3. Pour this mixture into a bowl with the beans, quinoa, wheatberries and cumin and chile powder. Combine and taste to adjust seasonings, and put the frying pan back over medium heat (no need to wash).
4. Beat eggs in a small bowl and stir into quinoa mixture. Then, using a 1/4 cup measure or a large spoon, scoop mixture back into the frying pan to form little patties. (I recommend using the back of the scoop or spoon to flatten them a little, as they won’t cook through if they’re too thick.)
5. Pan fry patties over medium heat 4-5 minutes on each side until nicely browned and crisp on the edges, adding more oil as needed to keep them from sticking.
For the cilantro lime dressing, puree juice from 1 lemon, 2-3 limes, cilantro leaves, a nice glug of oil and a dash of salt in a blender or small food processor. I prefer to keep mine light and fresh, but if you’re looking for something with a bolder flavor profile, you can also throw in a small clove of garlic and a wedge of jalapeno or poblano.

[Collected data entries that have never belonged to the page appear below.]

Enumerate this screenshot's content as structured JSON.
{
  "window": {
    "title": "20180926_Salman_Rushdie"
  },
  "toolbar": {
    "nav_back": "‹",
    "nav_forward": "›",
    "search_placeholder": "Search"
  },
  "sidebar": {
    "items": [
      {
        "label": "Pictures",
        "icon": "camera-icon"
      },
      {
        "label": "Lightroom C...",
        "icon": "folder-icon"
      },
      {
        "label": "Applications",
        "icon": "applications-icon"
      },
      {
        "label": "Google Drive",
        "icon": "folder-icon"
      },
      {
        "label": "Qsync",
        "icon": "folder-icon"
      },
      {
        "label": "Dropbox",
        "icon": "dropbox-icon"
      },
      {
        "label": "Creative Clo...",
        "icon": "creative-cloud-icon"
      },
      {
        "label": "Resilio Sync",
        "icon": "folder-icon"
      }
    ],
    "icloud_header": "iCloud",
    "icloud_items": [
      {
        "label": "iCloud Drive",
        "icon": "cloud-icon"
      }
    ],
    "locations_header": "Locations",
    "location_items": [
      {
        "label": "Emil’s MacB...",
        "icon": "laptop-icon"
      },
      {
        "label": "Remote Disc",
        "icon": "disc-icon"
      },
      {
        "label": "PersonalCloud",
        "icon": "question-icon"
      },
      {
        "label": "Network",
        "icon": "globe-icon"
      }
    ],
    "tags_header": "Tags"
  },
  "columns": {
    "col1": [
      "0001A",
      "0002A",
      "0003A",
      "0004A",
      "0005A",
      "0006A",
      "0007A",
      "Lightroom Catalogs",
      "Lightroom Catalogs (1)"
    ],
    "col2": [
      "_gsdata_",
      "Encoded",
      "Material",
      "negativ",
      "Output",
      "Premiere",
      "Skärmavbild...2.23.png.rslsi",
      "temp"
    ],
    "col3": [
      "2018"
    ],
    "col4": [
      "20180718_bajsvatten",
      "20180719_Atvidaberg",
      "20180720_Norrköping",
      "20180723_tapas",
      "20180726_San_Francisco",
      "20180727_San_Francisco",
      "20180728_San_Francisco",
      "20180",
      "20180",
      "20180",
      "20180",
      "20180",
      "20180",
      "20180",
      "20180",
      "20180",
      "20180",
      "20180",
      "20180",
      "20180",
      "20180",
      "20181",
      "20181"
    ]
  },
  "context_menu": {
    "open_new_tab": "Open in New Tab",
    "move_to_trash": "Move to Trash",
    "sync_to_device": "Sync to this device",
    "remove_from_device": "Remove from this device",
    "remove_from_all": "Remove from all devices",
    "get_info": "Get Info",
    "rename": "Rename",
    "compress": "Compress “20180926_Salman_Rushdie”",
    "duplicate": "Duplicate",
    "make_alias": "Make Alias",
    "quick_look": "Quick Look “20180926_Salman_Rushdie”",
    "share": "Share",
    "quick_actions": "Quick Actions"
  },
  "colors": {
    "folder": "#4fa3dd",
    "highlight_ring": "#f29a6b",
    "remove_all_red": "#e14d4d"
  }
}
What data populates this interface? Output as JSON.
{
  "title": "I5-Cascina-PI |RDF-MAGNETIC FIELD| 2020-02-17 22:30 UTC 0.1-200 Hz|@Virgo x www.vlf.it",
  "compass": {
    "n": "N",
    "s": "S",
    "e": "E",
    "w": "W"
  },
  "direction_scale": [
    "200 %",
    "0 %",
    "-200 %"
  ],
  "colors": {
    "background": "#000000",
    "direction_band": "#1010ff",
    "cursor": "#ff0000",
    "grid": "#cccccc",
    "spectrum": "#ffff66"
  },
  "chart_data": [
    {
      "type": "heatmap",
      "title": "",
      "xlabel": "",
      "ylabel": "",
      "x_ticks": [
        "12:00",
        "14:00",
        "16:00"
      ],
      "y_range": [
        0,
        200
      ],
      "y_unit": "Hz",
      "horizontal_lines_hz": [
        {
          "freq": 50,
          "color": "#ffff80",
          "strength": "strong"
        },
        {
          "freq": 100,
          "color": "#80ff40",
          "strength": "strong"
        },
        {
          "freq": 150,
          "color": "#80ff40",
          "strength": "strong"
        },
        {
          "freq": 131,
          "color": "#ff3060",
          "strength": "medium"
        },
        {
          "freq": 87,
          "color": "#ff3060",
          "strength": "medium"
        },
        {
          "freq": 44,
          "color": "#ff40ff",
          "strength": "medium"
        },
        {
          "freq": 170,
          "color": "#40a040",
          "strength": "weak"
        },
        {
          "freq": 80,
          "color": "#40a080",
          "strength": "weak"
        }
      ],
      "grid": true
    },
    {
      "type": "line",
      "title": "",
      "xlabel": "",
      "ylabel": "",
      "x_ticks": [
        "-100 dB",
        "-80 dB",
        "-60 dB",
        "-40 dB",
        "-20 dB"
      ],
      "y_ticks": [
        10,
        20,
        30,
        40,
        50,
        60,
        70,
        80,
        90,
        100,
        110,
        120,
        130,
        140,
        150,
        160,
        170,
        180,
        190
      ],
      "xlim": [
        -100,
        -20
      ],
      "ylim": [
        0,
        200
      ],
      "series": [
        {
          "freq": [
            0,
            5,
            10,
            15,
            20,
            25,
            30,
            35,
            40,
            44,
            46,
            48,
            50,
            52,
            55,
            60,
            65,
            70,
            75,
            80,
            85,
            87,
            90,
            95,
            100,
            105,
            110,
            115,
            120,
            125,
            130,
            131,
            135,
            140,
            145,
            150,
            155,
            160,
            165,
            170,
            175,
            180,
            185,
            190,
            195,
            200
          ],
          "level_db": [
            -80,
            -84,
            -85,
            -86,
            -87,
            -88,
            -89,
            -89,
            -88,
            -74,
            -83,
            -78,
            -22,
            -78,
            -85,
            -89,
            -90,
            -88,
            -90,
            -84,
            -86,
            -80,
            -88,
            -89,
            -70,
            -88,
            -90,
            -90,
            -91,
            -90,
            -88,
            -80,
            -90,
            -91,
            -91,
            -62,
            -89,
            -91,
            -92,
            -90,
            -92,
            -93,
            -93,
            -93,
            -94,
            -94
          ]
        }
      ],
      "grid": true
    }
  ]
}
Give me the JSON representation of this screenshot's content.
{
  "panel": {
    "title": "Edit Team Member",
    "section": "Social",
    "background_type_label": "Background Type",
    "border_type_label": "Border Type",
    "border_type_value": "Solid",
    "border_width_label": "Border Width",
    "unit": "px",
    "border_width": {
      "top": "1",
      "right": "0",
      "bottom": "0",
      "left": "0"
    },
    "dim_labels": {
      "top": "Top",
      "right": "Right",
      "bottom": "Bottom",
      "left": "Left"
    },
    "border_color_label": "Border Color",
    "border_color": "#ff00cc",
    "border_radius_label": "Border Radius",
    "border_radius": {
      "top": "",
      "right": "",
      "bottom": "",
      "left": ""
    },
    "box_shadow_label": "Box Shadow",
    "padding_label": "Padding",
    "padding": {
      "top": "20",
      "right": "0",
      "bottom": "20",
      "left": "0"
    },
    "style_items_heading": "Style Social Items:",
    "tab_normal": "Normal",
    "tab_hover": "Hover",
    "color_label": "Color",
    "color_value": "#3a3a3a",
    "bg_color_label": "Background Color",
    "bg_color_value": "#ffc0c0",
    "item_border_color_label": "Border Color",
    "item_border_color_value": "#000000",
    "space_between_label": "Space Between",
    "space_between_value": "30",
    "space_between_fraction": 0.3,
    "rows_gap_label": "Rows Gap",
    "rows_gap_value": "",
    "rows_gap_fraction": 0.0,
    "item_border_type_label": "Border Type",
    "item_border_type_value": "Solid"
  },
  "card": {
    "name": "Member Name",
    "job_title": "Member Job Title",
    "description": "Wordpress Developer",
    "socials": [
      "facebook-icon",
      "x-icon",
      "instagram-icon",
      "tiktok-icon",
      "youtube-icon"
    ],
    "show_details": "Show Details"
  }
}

I served mine without a bun, open-face sandwich-style topped with avocado slices and a drizzle of the cilantro-lime dressing–the fresh burst of tart from the cilantro lime and the soft creamy sweetness of the avocado played wonderfully together, and were a perfect complement to the nutty, earthy flavors and chewy textures of the burgers–and a side of carrot radish tabbouleh with feta. That said, I suspect they would be also delicious topped with a fire-roasted tomatillo or fresh corn salsa, or (more traditionally) on a bun with a melted wedge of jack or white cheddar cheese.